窗外“荷荷”地下著雨,天空黑得像一盤墨汁,風從窗縫吹進來,寫字桌上的臺燈像閃眼睛一樣忽明忽暗地閃了幾下。
我剛翻到《野草》的最后一頁。
我抬起頭,就好像看見先生站在面前。
仍舊是矮小的身材,黑色的長袍,濃濃的眉毛,厚厚的上唇須,深透的眼光和慈祥的微笑,右手兩根手指夾著一支香煙。
他深深地吸一口煙,向空中噴著煙霧。
他在房間踱著,在椅子上坐下來,他抽煙,他看書,他講話,他俯在他那個書桌上寫字,他躺在他那把藤躺椅上休息,他突然發出來爽朗的笑聲……
這一切都是那么自然,那么平易近人。
而且每一個動作里仿佛都有先生的特殊的東西。
你一眼就可以認出他來。
不管窗外天空漆黑,只要他抬起眼睛,整個房間就馬上亮起來,他的眼光仿佛會看透你的心,你在他面前想撒謊也不可能。

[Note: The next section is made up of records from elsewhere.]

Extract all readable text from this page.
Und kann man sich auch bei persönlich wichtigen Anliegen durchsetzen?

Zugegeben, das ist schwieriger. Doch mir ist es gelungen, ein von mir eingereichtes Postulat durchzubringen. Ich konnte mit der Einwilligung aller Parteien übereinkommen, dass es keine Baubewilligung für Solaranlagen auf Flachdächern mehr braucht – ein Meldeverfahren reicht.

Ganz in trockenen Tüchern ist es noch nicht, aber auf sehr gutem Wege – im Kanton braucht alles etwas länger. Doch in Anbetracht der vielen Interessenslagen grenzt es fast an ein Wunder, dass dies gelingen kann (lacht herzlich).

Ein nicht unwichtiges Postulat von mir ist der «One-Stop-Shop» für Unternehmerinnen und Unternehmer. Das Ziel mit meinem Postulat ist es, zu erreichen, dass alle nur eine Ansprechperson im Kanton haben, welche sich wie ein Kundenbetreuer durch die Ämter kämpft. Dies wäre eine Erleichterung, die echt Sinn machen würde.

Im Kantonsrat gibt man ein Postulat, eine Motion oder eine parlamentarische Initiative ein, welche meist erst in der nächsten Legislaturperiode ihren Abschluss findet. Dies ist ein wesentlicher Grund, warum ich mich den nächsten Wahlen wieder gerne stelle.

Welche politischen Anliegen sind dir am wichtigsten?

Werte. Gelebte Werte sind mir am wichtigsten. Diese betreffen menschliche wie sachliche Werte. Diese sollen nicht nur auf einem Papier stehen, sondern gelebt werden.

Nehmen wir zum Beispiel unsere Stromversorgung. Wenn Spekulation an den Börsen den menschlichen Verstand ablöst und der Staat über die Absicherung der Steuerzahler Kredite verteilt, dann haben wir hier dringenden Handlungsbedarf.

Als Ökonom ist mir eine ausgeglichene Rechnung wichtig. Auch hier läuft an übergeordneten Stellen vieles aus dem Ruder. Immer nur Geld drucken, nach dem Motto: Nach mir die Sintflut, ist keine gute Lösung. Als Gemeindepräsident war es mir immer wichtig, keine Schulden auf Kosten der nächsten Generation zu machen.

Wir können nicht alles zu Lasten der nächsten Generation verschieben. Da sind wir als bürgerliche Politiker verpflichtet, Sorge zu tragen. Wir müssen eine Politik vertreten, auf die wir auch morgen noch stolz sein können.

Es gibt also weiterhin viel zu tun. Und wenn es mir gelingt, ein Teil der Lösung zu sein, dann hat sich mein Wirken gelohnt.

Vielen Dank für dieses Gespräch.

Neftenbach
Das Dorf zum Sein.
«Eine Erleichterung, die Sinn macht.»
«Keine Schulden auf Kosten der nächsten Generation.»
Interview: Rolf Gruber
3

不管院子里暴雨下個不停,只要他一開口,你就覺得他的每個字都很清楚地進到你的心底。
他從不教訓人,他鼓勵你,安慰你,慢慢地使你的眼睛睜大,牽著你的手徐徐朝前走去,倘使有絆腳石,他會替你踢開。
他一點也沒有改變。
他還是那么安靜,那么懇切,那么熱心,那么慈祥。
他坐在椅子上,好像從他身上散出來一股一股的熱氣。
我覺得屋子里越來越溫暖了。
風在震搖窗戶,雨在狂流,屋子里燈光黯淡。
可是從先生坐的地方發出來眩目的光。
我不轉眼地朝那里看。
透過黑色長袍我看見一顆燃得通紅的心。
先生的心一直在燃燒,成了一個鮮紅的、透明的、光芒四射的東西。
我望著這顆心,我渾身的血都燒起來,我覺得我需要把我身上的熱發散出去,我感到一種獻身的欲望。
這不是第一回了。
過去跟先生本人接近,或者翻閱先生著作的時候,我接觸到這顆燃燒的心,我常常有這樣一種感覺;其實不僅是我,當時許多年輕人都曾從這顆心得到溫暖,受到鼓舞,找到勇氣,得到啟發。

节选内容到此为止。